Di Warung Kopi, Kami Ngobrol Tentang Cerita Pendek

Warung, kopi, kami, cerita, pendek, cerpen, elling, ngobrol, sastra, warung kopi, kami cerita, cerita pendek, kami ngobrol tentang, tentang cerita


Elling mengirim lokasi lewat pesan pribadi aplikasi Whatapps. Metadata waktu menunjukkan pukul 16.21. Sepertinya lokasi di peta google itu berada di warung kopi di Jalan Soetomo atau Jalan Pangeran Natakusuma. Saya tak merespon kiriman peta google itu. Bahkan emoticon jempol pun tak saya kirim sebagai tanda respon atas pesan japri itu. Tapi saya paham maksud Elling.

Sore sebelumnya, Elling bertandang ke rumah. “Nak nyari es lonang,” tulis Elling dalam pesan japri yang disertai dengan emoticon menutup mulut tersebut. Saya balas dengan emoticon tertawa. Elling sedang bercanda. Dan, Elling benar-benar ke rumah. Dia hanya menemukan es cincau kaleng. Hahaha…

Tak mendapat respon atas japri peta google, pukul 18.31, Elling malah mengirim foto sastrawan Bumi Lelabi Putih. Kalian pasti tahu kan? Tak mudah berjumpa dengan sastrawan yang juga guru ini. Domisilinya jauh: Kayong Utara. Ke Pontianak, kalau ada urusan kedinasan. Nah, kalau ke Pontianak, selalu luangkan waktu untuk sekadar jumpa teman sambil ngobrol tak tentu rudu. Tentu lebih banyak ngobrol soal sastra.

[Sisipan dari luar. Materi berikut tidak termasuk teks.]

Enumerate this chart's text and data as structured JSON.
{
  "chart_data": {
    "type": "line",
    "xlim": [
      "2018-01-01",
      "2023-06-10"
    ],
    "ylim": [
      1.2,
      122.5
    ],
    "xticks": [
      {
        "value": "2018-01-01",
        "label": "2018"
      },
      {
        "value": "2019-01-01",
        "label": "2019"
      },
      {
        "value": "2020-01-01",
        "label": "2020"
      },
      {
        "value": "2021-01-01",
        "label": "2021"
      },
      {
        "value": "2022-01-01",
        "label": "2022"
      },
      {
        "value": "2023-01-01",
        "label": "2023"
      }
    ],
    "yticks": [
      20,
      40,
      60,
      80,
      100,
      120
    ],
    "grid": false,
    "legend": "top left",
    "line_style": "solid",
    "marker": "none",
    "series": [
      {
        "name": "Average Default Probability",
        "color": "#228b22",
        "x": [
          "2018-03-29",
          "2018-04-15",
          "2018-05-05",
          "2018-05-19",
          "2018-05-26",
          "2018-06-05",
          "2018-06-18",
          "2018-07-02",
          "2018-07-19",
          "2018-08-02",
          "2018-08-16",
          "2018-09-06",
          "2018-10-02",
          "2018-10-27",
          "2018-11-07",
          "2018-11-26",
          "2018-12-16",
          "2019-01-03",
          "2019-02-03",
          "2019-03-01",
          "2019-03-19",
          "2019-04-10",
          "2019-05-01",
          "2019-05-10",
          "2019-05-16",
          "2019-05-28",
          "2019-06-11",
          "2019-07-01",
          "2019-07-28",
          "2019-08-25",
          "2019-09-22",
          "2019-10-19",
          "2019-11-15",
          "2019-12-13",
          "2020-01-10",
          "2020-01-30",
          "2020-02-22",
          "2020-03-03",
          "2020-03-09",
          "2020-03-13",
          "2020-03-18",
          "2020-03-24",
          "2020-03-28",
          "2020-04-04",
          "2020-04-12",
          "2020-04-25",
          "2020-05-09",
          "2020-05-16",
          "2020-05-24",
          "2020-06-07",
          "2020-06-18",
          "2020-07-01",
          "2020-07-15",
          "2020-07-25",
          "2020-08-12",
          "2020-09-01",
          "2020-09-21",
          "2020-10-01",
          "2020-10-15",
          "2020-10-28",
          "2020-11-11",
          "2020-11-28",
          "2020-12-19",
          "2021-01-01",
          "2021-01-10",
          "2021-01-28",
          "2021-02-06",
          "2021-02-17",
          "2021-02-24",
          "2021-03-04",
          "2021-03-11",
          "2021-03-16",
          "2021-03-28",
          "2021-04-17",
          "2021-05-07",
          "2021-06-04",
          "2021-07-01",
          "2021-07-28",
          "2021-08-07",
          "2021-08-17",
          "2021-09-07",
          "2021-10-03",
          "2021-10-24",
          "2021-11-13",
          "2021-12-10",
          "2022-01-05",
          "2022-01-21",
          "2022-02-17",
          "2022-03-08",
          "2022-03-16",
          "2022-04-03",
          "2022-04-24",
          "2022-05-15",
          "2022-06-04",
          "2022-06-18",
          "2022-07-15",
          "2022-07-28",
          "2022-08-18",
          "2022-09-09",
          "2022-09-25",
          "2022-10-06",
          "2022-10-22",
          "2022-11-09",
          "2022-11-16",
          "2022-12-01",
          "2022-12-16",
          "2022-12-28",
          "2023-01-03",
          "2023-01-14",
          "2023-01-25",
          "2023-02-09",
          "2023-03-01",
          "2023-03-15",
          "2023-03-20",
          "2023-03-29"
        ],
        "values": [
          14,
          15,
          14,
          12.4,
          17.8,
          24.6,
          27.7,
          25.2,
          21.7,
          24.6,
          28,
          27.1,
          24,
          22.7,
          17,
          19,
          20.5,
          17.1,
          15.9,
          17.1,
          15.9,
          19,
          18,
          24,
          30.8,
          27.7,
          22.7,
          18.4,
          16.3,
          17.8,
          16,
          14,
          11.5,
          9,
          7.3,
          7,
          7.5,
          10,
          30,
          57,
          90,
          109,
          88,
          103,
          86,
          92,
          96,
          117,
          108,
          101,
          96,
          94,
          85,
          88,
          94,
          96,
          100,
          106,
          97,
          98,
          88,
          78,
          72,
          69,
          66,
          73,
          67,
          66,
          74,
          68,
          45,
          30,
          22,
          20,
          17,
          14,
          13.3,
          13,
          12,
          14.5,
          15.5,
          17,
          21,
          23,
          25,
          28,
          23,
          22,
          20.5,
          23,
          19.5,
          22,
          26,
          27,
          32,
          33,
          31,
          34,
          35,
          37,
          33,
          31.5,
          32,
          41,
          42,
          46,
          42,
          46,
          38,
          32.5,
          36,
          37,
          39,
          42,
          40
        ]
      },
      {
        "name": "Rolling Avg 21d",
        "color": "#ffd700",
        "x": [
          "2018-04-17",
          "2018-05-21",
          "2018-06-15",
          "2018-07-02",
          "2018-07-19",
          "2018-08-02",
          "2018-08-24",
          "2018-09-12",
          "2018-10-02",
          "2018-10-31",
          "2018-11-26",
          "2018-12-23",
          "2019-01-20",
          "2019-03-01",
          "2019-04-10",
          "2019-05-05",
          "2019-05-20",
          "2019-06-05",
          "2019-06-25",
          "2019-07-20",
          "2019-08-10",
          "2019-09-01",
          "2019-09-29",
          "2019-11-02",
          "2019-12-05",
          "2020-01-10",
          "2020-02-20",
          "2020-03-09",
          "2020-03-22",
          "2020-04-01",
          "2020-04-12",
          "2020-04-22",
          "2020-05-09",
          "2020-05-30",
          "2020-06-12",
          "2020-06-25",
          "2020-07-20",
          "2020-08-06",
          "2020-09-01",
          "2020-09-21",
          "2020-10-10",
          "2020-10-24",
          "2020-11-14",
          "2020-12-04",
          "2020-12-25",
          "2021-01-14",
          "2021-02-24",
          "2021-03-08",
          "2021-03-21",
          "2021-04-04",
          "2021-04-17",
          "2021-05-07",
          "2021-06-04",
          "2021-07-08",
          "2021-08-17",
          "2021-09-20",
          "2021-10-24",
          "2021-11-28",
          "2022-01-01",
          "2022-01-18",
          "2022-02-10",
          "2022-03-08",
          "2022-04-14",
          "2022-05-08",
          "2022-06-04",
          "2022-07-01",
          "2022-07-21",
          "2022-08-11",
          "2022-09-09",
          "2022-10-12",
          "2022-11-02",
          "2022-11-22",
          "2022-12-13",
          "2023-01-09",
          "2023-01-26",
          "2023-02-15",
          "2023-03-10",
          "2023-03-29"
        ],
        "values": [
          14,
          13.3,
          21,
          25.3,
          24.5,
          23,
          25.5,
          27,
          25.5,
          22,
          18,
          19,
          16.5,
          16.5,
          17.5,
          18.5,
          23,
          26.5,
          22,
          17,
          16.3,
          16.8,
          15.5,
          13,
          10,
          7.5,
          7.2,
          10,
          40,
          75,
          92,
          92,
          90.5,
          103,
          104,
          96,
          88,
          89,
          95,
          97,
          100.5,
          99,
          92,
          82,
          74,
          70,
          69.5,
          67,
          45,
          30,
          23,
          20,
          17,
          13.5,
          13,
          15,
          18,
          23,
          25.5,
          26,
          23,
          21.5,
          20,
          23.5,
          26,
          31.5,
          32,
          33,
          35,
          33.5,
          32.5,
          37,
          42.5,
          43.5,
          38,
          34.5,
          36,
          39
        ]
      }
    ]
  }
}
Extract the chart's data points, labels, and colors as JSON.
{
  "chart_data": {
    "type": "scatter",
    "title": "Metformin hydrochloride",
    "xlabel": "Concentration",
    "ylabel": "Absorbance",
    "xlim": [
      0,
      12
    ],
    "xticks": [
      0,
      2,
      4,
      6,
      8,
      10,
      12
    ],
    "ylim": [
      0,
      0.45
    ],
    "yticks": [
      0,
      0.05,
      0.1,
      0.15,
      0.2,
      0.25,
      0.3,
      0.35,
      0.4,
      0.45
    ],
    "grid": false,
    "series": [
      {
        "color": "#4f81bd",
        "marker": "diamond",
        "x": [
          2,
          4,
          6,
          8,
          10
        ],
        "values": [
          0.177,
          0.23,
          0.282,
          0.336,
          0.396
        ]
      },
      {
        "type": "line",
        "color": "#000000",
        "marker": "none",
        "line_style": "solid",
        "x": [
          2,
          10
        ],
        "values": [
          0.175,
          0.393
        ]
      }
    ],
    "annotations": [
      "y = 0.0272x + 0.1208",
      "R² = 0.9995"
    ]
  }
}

Ketika Elling ke rumah, saya memang cerita kalau sang sastrawan masih di Pontianak, bolehlah kita kongkow di warung kopi. Kiriman japri peta google dan foto itu memberikan pesan kepada saya, “Yok, kita ngopi.” Sekira pukul 18.15, saya meluncur ke lokasi seperti yang peta google itu. Tapi saya kelewatan hingga ke Jalan Alianyang. Ketika Elling mengirim foto tuan sastra itu, saya sedang dalam perjalanan.

“Aku dah di Alianyang.”

“Eh, ngape ke situ?” Elling membalas, “Ujung dr Sutomo, lampu merah perempatan dansen.”

Saya balik kanan. Ah, rupanya dua sastrawan terkeren di jagat Borneo Barat itu sudah anteng duduk di sebuah warkop. Jadilah kami bertiga di warkop itu. Ya, ngobrol tak tentu rudu pun dimulai. Saya memesan air jahe hangat. Elling dengan sisa kopi di cangkir yang sudah hampir habis. Penyair dari Bumi Lelabi Putih dengan botol mineral yang sudah kosong.

Saya belajar banyak dari dua orang itu soal sastra. Terutama cerita pendek. Penikmat cerita pendek mestinya tahu siapa Elling. Lelaki Tanjung Nipah yang konsisten menulis cerpen dengan materi lokal. Kompas cetak secara khusus memberinya ruang di rubrik sosok untuk Elling. Sejak 1992, lebih dari tiga dekade, Elling sudah menulis lebih dari 400 cerpen. Dia pernah menulis puisi, tetapi tidak berterima. Dia pernah berniat menulis novel, tapi juga tidak berterima.

Passion-mu bukan di puisi dan novel, Elling!”

Saya pertama ketemu Elling ketika hadir dalam sebuah kegiatan Balai Bahasa Kalbar. Ia mengenakan sarung dan blangkon di kepala. Style budaya jawa. Kami tak ngobrol lama. Saya yang sejak beberapa tahun belakangan mengasuh halaman koran, yang isinya cerita pendek dan puisi. Pada beberapa kiriman, saya membaca cerpen yang dikirim oleh Elling. Unik memang. Berbeda dengan cerpen dari pengirim lainnya. Elling mengeksplorasi hal-hal terdekat. Ia mengedepankan lokalitas. Dan, konsisten pada tiap cerpen yang ditulis.

Pada suatu ketika Elling bilang, “Siapa lagi yang mau mengenalkan tempat (daerah) kita kepada orang, kalau bukan kita.” Itu dibuktikan dia lewat cerpen yang kerap dikirim ke redaksi media. Kini dia cukup banyak mementori para cerpenis. Emak-emak yang hobi menulis kerap berkonsultasi dengan Elling soal cerpen. Elling tak pelit ilmu. Ia senang berbagi.

Obrolan kami soal cerpen malam itu harus berakhir. Hampir pukul sepuluh malam, kami bubar. Tentu, pada hari lain, akan berjumpa lagi. Tentu saja, akan ngobrol tak tentu rudu, hingga cerita tentang cerita pendek.